DLLM Agent: See Farther, Run Faster
Huiling Zhen, Weizhe Lin, Renxi Liu, Kai Han, Yiming Li, Yuchuan Tian, Hanting Chen, Xiaoguang Li, Xiaosong Li, Chen Chen, Xianzhi Yu, Mingxuan Yuan, Youliang Yan, Peifeng Qin, Jun Wang, Yu Wang, Dacheng Tao, Yunhe Wang
TL;DR
This paper investigates whether changing the generation paradigm from autoregressive (AR) to diffusion-based (DLLM) alters agentic multi-step planning and tool use when the agent framework and supervision are fixed. By instantiating DLLM and AR backbones within the same DeepDiver workflow and fine-tuning on identical trajectory data, the study shows DLLM Agents achieve comparable or higher end-task accuracy while delivering substantial end-to-end speedups (average >$30\%$, with some cases up to $8\times$). DLLM Agents also exhibit fewer interaction rounds and tool invocations given correct task completion, indicating higher planner hit rates and earlier convergence to viable action paths. The work identifies practical deployment considerations for DLLMs in tool-using agents, including stronger tool-call supervision to reduce structured-tool-call failures and alignment of diffusion masking with multi-turn contexts. A mechanistic analysis of attention dynamics reveals paradigm-specific coordination patterns, suggesting that diffusion backbones enable stronger global planning signals across workflow stages.
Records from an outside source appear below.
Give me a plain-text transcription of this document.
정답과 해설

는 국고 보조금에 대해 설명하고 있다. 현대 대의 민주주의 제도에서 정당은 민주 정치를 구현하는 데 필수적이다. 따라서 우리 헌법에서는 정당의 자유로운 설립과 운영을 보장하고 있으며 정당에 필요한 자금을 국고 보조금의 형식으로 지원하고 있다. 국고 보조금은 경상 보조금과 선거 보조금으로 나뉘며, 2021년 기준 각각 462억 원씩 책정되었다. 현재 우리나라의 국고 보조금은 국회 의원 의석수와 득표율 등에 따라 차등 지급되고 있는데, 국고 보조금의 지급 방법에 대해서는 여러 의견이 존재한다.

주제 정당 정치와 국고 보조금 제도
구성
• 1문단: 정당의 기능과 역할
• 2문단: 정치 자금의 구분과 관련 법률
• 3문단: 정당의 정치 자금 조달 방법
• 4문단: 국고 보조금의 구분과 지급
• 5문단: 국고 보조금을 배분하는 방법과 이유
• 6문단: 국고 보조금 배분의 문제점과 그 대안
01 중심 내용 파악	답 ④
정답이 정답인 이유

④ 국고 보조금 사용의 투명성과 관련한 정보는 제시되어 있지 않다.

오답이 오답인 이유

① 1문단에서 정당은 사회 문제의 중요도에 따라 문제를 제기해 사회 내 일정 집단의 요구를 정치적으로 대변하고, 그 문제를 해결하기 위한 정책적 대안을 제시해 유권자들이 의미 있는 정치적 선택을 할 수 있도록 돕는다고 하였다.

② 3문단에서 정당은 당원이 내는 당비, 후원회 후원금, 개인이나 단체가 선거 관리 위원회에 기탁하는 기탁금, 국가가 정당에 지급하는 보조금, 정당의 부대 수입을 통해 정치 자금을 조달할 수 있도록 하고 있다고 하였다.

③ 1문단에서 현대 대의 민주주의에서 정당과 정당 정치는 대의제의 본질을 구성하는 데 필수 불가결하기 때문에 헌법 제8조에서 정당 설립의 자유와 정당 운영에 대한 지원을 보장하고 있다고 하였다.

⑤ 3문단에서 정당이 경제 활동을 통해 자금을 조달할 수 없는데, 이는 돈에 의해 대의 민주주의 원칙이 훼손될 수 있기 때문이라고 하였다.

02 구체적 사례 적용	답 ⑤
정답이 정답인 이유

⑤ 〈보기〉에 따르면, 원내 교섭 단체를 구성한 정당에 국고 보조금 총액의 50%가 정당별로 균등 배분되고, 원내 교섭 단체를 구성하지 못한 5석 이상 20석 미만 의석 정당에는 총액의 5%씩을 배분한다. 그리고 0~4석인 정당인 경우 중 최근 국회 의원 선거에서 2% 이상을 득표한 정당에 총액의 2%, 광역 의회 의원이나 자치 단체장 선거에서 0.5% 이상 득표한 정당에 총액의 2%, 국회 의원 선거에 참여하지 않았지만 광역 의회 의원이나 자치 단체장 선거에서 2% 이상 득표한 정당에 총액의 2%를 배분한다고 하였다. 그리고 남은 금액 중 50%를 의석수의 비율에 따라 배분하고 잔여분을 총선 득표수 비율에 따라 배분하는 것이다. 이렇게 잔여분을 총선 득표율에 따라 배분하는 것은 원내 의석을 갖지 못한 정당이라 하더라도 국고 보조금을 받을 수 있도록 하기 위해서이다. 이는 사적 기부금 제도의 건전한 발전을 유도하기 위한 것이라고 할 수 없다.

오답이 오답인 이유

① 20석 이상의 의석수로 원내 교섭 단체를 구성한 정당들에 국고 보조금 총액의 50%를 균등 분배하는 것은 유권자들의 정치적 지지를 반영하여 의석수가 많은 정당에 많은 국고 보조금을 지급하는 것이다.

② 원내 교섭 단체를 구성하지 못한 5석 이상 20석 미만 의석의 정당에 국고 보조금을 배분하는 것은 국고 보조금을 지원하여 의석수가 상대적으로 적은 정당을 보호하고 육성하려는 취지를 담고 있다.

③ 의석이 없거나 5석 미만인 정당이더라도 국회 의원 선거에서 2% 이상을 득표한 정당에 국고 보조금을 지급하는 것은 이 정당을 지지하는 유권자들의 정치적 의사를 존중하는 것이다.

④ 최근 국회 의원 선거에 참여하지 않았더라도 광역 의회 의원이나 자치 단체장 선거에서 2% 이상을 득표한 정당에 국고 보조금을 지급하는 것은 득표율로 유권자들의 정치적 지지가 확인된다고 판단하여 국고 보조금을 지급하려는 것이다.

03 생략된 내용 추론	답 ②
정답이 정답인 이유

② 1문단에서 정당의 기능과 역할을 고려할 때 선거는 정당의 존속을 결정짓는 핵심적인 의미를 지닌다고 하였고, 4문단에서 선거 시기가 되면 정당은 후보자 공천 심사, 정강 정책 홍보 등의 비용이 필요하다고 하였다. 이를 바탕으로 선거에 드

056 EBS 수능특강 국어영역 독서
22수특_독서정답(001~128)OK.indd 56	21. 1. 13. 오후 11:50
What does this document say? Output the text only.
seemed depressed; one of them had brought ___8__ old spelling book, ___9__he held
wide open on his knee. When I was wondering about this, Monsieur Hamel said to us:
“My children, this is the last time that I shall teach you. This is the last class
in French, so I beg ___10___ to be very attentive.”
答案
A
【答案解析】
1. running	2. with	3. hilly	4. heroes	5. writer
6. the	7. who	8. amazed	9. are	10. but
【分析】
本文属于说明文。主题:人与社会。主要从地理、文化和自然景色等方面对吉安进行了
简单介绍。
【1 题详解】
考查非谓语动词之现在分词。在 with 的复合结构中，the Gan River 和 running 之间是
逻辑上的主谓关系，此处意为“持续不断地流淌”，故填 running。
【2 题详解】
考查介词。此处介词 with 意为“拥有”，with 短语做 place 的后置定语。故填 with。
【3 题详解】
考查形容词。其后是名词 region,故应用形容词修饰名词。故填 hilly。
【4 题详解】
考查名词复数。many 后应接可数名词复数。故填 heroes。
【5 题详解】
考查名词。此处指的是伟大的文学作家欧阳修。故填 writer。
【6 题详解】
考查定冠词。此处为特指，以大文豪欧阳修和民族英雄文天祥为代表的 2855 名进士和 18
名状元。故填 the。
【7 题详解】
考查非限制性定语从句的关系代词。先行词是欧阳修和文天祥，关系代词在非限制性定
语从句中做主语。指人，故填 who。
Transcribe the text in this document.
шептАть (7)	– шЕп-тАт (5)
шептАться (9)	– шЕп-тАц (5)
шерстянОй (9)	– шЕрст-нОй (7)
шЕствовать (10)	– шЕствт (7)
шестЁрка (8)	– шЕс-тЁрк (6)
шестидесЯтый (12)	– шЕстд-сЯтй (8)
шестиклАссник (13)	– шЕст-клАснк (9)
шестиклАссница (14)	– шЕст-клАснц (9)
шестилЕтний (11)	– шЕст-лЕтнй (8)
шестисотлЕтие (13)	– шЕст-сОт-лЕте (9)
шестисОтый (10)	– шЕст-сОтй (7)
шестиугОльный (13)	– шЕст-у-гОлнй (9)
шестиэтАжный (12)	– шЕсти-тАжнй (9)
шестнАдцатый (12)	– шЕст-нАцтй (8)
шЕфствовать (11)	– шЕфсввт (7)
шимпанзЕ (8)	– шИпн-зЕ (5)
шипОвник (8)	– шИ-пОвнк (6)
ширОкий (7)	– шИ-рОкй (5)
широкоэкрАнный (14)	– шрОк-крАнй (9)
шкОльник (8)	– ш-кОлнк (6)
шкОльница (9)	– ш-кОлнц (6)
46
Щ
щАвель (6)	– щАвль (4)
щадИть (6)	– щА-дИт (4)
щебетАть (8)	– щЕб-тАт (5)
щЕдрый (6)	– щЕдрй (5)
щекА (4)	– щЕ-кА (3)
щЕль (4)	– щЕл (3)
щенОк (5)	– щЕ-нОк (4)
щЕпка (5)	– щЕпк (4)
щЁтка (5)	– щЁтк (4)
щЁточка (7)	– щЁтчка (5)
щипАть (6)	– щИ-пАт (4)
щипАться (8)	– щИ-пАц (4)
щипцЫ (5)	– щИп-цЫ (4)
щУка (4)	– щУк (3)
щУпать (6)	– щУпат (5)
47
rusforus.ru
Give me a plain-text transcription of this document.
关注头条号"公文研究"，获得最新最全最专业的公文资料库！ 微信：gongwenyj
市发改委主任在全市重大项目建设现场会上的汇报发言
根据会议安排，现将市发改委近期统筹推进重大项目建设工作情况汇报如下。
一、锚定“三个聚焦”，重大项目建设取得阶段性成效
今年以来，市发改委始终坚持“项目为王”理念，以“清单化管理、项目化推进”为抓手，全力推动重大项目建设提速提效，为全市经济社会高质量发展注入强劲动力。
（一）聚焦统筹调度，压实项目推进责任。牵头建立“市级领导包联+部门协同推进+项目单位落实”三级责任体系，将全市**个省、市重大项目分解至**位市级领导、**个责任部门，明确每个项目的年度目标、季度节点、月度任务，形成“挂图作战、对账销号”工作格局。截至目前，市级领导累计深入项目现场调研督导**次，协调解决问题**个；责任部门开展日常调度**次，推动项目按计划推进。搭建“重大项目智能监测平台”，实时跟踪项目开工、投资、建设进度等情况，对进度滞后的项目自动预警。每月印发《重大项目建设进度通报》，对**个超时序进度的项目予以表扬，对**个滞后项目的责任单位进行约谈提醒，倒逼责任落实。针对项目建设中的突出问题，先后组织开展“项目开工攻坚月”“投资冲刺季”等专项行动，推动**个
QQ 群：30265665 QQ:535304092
Overall, the findings position diffusion backbones as a promising avenue for building more efficient, forward-looking language-model agents without sacrificing accuracy, while outlining directions for robustness and generalization across tasks.
Abstract
Diffusion large language models (DLLMs) have emerged as an alternative to autoregressive (AR) decoding with appealing efficiency and modeling properties, yet their implications for agentic multi-step decision making remain underexplored. We ask a concrete question: when the generation paradigm is changed but the agent framework and supervision are held fixed, do diffusion backbones induce systematically different planning and tool-use behaviors, and do these differences translate into end-to-end efficiency gains? We study this in a controlled setting by instantiating DLLM and AR backbones within the same agent workflow (DeepDiver) and performing matched agent-oriented fine-tuning on the same trajectory data, yielding diffusion-backed DLLM Agents and directly comparable AR agents. Across benchmarks and case studies, we find that, at comparable accuracy, DLLM Agents are on average over 30% faster end to end than AR agents, with some cases exceeding 8x speedup. Conditioned on correct task completion, DLLM Agents also require fewer interaction rounds and tool invocations, consistent with higher planner hit rates that converge earlier to a correct action path with less backtracking. We further identify two practical considerations for deploying diffusion backbones in tool-using agents. First, naive DLLM policies are more prone to structured tool-call failures, necessitating stronger tool-call-specific training to emit valid schemas and arguments. Second, for multi-turn inputs interleaving context and action spans, diffusion-style span corruption requires aligned attention masking to avoid spurious context-action information flow; without such alignment, performance degrades. Finally, we analyze attention dynamics across workflow stages and observe paradigm-specific coordination patterns, suggesting stronger global planning signals in diffusion-backed agents.